Hatta işi daha ileri götürüp, kendi alkolünü kendi üretmek isteyenler türedi, daha ucuza maletmek için. Etil alkol yerine metil alkol, ya da karışık alkol üretince ölümler de başladı tabii! (Çünkü metil alkol, meyve ve sebzeden değil, ağaç gibi orman ürünlerinden üretiliyor, körlüğe yol açıp zehirliyor!).

Ölümler başlayınca yetkililer ayağa kalktı, kaçak rakı yapımını yasakladılar! Halbuki kaçak rakı değil, Metil alkoldü yasaklanması gereken, kolonya ve ispirto yapımında kullanılan!

Etil alkol satan yerler kapatılıp satışların yasaklanması istendi. Hâlbuki kişiler masraf edip işletme ruhsatı almışlardı. Depoları da doluydu. Mecburen tıbbi malzeme, dezenfektan diye stoklarını tüketmeye çabaladılar!

Hafta sonu, Karasu'nun yerlilerinden bir arkadaşımızın işyerini ve evini bastı jandarma. 10 m2 dükkânı 2 saat aradılar! Bunu yapan da Adapazarı Jandarmasıydı. (Karasu jandarmasına güvenilmiyor mu? Ya Polisine..!)

Öyle sanıyorum ki, çekemeyen birileri İl'e şikâyette bulunmuş, onlar da mal bulmuş mağribi gibi ablukaya almışlar!

Hani ünlü bir siyasetçi profesörümüz vardı, bir uyuşturucu baronunu serbest bırakması için hâkime telefon ettiği tespit edilmiş, hâkim de bunu serbest bırakmıştı! Bu Karasulu arkadaşımız sanki uyuşturucu bölge sorumlusuydu da, bu kadar tedbir ve arama gerçekleşmişti. Hani düşünüyorum da, koskoca Jandarma, bir küçük keşif yapamaz mıydı, bu aciz duruma düşmekten kurtulmak için! Dağ fare doğurdu.

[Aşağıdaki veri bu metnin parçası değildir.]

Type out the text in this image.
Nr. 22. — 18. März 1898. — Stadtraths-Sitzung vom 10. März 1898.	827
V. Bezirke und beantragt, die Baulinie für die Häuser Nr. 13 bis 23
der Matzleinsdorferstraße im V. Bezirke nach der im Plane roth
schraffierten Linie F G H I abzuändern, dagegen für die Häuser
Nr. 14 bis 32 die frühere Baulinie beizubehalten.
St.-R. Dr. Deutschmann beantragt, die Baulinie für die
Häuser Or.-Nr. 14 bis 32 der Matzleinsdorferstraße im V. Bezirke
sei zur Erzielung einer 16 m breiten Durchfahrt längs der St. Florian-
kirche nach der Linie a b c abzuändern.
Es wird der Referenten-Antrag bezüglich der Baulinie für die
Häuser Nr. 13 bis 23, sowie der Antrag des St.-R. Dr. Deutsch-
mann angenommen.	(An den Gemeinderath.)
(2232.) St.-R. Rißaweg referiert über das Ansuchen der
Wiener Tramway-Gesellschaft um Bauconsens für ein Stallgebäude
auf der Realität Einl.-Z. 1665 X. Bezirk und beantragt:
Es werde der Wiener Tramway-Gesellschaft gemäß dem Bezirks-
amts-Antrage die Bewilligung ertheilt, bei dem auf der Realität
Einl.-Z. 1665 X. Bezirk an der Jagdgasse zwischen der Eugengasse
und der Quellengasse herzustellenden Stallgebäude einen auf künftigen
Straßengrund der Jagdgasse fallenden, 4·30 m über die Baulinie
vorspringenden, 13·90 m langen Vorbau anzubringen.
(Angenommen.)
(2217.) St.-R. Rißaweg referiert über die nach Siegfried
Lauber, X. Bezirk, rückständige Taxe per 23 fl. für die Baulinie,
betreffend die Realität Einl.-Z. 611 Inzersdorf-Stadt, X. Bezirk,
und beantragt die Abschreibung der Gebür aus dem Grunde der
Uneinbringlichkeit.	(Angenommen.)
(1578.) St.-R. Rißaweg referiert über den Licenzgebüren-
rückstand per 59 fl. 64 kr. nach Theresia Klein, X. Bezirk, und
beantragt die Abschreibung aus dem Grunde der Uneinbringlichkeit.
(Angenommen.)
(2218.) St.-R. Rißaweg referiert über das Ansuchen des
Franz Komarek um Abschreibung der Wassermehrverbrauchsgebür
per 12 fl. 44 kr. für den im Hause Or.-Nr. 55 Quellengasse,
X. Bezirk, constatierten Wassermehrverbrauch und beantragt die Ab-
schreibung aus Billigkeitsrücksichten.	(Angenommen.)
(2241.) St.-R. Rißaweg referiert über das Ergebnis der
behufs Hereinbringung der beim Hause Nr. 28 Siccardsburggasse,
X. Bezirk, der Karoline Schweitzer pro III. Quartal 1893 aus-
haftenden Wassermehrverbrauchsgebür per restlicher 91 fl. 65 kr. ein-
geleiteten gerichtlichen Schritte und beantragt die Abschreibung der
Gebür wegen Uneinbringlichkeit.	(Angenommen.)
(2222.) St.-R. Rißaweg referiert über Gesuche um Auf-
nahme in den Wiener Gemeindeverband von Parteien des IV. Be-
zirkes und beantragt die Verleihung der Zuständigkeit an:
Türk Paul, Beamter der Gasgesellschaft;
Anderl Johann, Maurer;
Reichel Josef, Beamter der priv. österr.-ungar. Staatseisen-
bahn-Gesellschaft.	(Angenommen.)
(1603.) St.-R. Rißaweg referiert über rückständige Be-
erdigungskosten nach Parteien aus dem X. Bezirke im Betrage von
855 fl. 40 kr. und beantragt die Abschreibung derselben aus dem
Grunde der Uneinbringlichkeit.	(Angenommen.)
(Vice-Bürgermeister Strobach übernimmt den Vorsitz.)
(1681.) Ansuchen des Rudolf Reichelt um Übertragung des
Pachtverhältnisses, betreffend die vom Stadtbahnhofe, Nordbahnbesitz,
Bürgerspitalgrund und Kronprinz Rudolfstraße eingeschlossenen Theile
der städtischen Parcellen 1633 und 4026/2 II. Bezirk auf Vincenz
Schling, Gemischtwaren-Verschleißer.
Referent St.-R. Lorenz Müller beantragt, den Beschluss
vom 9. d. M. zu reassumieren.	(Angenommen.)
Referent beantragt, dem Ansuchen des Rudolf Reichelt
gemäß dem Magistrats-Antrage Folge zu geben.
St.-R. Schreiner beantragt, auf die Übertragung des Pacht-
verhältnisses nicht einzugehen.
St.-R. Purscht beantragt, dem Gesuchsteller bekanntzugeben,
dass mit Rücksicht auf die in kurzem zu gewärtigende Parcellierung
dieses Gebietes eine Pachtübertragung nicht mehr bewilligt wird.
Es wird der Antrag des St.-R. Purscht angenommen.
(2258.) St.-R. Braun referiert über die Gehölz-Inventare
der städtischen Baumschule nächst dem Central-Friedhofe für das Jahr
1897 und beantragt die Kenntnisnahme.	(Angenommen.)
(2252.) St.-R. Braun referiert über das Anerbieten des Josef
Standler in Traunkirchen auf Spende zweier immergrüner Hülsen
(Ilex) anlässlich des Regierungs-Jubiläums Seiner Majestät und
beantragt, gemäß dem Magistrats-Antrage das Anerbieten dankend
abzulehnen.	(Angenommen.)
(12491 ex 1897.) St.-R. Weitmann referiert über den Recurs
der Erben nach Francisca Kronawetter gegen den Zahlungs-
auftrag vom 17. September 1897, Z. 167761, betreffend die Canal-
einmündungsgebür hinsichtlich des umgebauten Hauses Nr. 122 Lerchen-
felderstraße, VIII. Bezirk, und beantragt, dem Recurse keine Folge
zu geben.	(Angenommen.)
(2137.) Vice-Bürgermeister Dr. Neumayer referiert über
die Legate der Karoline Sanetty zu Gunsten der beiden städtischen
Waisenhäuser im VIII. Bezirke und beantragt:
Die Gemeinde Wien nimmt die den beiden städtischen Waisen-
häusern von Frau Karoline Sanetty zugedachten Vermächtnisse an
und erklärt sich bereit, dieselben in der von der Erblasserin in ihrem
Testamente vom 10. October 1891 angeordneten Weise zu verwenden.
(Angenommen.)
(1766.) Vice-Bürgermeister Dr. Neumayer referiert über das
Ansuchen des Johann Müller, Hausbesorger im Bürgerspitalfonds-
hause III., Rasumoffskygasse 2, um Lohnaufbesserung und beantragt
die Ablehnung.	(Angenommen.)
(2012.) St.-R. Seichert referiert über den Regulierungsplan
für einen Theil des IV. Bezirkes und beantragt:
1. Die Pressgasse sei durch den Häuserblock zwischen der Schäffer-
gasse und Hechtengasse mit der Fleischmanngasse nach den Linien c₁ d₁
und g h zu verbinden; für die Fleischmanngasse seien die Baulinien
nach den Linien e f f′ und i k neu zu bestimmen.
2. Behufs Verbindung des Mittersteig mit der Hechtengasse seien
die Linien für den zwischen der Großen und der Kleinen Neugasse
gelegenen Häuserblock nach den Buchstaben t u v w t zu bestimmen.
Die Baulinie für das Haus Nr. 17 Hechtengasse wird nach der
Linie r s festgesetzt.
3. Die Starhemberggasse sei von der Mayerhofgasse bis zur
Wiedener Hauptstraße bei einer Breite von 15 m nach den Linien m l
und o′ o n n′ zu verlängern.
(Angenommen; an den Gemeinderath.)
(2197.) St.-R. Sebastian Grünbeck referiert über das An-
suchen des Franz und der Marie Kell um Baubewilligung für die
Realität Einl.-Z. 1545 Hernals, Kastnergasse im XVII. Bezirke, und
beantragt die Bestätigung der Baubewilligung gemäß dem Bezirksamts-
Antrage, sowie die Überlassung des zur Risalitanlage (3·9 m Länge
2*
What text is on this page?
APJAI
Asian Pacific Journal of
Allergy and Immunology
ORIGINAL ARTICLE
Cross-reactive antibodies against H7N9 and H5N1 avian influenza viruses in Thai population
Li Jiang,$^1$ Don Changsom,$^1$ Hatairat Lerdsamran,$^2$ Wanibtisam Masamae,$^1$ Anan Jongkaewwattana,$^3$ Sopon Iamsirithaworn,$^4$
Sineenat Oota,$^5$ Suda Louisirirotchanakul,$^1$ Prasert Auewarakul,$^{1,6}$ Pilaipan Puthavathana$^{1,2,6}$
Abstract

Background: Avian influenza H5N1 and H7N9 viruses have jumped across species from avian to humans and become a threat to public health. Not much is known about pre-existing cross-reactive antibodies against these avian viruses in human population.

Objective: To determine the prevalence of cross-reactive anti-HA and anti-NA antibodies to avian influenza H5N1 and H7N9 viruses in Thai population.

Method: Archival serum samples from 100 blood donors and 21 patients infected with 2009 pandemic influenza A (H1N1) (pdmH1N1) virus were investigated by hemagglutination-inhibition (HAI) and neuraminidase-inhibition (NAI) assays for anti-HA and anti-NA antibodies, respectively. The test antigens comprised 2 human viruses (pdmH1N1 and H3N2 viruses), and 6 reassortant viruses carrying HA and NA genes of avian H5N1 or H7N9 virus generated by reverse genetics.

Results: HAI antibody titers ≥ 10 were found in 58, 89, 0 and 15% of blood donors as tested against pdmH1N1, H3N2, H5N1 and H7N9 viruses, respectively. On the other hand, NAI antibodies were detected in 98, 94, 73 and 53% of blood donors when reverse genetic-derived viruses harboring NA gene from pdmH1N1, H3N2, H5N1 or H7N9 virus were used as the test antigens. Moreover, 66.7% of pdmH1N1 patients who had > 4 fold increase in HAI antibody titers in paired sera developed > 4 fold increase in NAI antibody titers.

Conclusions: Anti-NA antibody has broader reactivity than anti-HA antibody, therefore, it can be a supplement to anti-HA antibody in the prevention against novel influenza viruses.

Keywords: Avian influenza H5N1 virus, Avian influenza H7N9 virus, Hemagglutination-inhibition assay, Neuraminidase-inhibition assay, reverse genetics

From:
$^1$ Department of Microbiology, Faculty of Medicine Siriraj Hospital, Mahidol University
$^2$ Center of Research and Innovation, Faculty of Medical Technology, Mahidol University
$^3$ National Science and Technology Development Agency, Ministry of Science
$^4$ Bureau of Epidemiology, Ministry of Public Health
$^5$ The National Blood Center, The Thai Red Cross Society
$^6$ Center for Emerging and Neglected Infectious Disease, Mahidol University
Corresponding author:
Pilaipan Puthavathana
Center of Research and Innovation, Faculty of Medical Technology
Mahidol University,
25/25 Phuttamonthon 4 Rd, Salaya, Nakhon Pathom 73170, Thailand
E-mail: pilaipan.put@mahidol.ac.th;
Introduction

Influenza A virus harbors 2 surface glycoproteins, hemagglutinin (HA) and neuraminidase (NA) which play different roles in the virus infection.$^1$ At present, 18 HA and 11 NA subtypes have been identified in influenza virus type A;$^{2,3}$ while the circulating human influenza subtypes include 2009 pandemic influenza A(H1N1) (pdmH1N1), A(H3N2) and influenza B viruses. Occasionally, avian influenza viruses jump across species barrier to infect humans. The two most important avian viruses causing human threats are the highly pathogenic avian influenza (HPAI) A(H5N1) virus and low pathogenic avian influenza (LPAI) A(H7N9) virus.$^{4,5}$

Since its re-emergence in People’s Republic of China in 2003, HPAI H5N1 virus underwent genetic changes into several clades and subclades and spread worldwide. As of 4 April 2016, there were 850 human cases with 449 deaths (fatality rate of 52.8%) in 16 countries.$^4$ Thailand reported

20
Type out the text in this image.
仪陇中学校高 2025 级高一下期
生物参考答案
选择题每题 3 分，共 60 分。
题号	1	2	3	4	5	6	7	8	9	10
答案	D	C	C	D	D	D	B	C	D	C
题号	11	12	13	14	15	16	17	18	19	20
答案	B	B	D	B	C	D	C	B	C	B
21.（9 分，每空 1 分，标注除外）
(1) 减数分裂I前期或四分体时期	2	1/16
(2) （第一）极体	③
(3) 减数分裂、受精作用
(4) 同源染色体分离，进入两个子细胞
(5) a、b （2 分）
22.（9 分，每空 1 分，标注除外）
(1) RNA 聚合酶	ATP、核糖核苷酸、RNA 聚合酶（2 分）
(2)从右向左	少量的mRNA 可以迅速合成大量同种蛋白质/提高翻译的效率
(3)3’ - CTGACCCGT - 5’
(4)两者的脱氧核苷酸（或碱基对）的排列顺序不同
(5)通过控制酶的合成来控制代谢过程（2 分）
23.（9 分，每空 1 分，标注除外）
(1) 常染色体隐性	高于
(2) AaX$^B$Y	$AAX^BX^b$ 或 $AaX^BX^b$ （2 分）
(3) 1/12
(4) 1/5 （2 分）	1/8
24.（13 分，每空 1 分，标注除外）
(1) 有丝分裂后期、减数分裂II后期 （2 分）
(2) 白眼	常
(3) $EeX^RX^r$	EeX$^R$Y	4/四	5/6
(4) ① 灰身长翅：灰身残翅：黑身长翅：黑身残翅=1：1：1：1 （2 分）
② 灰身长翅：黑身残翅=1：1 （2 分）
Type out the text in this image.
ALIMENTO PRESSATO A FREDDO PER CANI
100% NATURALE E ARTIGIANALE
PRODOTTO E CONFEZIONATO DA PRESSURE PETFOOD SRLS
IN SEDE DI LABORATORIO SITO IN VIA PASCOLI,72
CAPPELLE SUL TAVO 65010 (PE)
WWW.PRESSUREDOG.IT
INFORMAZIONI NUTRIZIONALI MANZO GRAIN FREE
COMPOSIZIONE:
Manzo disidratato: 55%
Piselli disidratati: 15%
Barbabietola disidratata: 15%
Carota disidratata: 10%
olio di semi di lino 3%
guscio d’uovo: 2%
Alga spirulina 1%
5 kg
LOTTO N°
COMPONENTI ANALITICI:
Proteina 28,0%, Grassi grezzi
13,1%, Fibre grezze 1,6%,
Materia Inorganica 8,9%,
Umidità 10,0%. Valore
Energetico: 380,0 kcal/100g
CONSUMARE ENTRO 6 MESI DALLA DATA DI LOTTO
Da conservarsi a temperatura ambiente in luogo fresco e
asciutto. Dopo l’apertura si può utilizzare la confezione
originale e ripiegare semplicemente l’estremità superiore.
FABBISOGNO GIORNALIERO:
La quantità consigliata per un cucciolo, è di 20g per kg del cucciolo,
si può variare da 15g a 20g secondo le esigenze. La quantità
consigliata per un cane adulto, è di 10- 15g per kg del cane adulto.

Alkoldeki yüksek vergiler, evde içki yapımını hızlandırdı. Etil alkol satışının yasaklanması, sadece etil alkol fiyatlarını artırır. Ya da merdiven altı alkol üretimini... Bu da denetimli etil alkol satışı yerine denetimsiz alkol üretimine sebep olur ki, alkolden ölen, gözleri kör olan insan sayıları hızla artacak demektir.

Bir şeye daha sebep olur, alkol yerine daha ucuz ve çabuk ulaşılan uyuşturucu ticaretinin artmasına...

Bir Karasulu olarak, bir vatandaş olarak sesleniyorum; Karasu'daki uyuşturucu illetine son verin.